PAD Sikka 2026 Didorong Naik dari Target, PKB dan PBB Jadi Harapan Utama, Yosef Benyamin; Saya Tidak Bisa Jadi Paranormal Pendapatan

- Reporter

Rabu, 26 November 2025

facebook twitter whatsapp telegram line copy

URL berhasil dicopy

facebook icon twitter icon whatsapp icon telegram icon line icon copy

URL berhasil dicopy

Rapat Banggar-TAPD membahas RAPBD Sikka 2026

Rapat Banggar-TAPD membahas RAPBD Sikka 2026

TAJUK NTT-SIKKA, Badan Anggaran (Banggar) DPRD Sikka mendorong Pemerintah Kabupaten (Pemkab) Sikka untuk menetapkan target Pendapatan Asli Daerah (PAD) tahun 2026 tambah Rp. 4 miliar sesuai yang telah tertuang dalam dokumen Kebijakan Umum Anggaran Prioritas Plafon Anggaran Sementara (KUA-PPAS) Tahun Anggaran 2025 sebesar Rp.124.083.709.163.

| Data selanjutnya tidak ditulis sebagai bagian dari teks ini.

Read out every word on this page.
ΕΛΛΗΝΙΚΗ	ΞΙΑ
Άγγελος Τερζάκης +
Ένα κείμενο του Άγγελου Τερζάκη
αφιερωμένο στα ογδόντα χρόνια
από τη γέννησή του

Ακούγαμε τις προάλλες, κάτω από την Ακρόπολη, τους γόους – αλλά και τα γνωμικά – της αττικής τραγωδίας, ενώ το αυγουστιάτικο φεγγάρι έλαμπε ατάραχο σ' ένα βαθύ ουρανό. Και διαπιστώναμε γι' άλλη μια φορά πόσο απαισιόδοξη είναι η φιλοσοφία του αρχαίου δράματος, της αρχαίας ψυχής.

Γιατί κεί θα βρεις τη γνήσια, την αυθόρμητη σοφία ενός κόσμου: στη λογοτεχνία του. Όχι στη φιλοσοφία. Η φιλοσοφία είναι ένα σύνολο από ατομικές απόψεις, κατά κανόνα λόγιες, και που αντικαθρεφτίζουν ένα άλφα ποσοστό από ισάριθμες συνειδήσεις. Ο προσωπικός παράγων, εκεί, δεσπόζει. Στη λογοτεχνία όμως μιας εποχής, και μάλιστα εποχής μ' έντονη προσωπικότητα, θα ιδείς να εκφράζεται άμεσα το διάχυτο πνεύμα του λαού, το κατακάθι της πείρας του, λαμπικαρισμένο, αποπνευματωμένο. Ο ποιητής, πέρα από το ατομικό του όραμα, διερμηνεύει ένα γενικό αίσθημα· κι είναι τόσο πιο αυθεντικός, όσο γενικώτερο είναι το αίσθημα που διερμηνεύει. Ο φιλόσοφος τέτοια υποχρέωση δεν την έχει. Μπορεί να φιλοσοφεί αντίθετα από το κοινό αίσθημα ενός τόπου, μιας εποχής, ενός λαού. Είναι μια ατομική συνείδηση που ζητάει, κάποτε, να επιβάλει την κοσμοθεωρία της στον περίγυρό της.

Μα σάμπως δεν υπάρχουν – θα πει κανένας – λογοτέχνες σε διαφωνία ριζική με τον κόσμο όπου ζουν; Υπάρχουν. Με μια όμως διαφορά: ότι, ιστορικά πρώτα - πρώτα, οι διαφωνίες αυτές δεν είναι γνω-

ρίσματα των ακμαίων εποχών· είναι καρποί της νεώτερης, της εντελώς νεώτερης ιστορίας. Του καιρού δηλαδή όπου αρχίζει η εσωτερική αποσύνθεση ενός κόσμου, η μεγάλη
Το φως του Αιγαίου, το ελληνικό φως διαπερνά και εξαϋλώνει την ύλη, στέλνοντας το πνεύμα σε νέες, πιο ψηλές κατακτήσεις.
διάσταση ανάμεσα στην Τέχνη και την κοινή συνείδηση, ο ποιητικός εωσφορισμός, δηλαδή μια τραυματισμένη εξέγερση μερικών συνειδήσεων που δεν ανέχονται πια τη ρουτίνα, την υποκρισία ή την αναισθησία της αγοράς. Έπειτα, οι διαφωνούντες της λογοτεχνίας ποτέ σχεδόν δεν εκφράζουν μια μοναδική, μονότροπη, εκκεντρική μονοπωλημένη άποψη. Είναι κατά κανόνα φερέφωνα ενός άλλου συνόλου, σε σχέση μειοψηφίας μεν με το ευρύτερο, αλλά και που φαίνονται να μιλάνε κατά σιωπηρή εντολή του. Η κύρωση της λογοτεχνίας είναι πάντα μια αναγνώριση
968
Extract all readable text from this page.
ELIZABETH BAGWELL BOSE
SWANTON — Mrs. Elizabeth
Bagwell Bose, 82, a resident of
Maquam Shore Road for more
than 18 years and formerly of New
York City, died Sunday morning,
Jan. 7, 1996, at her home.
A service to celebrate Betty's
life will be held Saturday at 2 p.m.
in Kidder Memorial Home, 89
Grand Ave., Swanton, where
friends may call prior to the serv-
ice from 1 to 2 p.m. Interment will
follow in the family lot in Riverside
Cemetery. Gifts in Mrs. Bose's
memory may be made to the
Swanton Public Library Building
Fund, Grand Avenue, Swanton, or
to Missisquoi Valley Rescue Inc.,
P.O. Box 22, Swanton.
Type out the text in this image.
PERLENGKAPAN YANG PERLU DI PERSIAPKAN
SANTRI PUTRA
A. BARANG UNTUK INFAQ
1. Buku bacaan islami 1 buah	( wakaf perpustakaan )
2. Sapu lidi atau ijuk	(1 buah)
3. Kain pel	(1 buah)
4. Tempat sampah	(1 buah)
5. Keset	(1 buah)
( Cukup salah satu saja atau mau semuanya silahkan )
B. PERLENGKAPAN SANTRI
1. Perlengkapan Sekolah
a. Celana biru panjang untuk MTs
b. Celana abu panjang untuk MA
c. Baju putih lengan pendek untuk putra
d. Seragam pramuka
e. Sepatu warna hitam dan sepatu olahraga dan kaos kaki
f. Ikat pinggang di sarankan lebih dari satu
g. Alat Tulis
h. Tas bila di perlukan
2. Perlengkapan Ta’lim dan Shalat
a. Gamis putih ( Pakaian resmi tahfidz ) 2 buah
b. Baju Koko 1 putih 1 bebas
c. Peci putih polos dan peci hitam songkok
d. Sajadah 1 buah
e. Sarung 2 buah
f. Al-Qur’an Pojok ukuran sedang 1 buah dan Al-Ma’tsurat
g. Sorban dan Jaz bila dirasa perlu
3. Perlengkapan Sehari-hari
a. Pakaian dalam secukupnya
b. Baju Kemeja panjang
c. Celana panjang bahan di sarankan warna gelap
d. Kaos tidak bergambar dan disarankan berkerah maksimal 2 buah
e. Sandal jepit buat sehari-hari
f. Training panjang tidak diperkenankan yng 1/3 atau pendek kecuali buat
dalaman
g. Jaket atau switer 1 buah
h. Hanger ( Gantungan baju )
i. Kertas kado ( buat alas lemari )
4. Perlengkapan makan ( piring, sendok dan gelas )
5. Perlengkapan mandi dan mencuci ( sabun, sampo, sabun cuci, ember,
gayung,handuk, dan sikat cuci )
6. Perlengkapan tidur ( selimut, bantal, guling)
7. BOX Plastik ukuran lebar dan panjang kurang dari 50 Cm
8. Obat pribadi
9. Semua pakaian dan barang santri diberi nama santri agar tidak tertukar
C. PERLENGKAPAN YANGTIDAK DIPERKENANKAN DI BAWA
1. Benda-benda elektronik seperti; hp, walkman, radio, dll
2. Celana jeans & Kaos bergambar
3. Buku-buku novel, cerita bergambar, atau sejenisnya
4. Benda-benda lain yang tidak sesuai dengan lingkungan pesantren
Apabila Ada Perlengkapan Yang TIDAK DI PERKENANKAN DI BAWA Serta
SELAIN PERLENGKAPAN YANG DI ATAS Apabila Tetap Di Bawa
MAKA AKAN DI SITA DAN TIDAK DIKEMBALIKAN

Hal tersebut disampaikan Banggar DPRD Sikka dalam rapat bersama Tim Anggaran Pemerintah Daerah (TAPD) membahas Rancangan Anggaran Pendapatan dan Belanja Daerah (RAPBD) Tahun Anggaran 2026 di Gedung Kula Babong DPRD Sikka, Senin 24/11/2025.

Dalam RAPBD 2026, Pemkab Sikka mentargetkan PAD Tahun Anggaran 2026 sebesar Rp.120,11 miliar, turun Rp. 4 miliar dari yang telah tertuang dalam dokumen KUA-PPAS Tahun Anggaran 2025 sebesar Rp124.083.709.163. Untuk itu, target PAD Tahun Anggaran 2026 didorong tambah Rp.4 miliar sehingga menjadi Rp.124.083.709.163.

ADVERTISEMENT

ads

SCROLL TO RESUME CONTENT

Adapun target sumber utama PAD Kabupaten Sikka Tahun Anggaran 2026 ini mencakup; pajak daerah, retribusi daerah, hasil kekayaan pengelolaan daerah yang dipisahkan dan lain lain pendapatan asli daerah yang dipisahkan.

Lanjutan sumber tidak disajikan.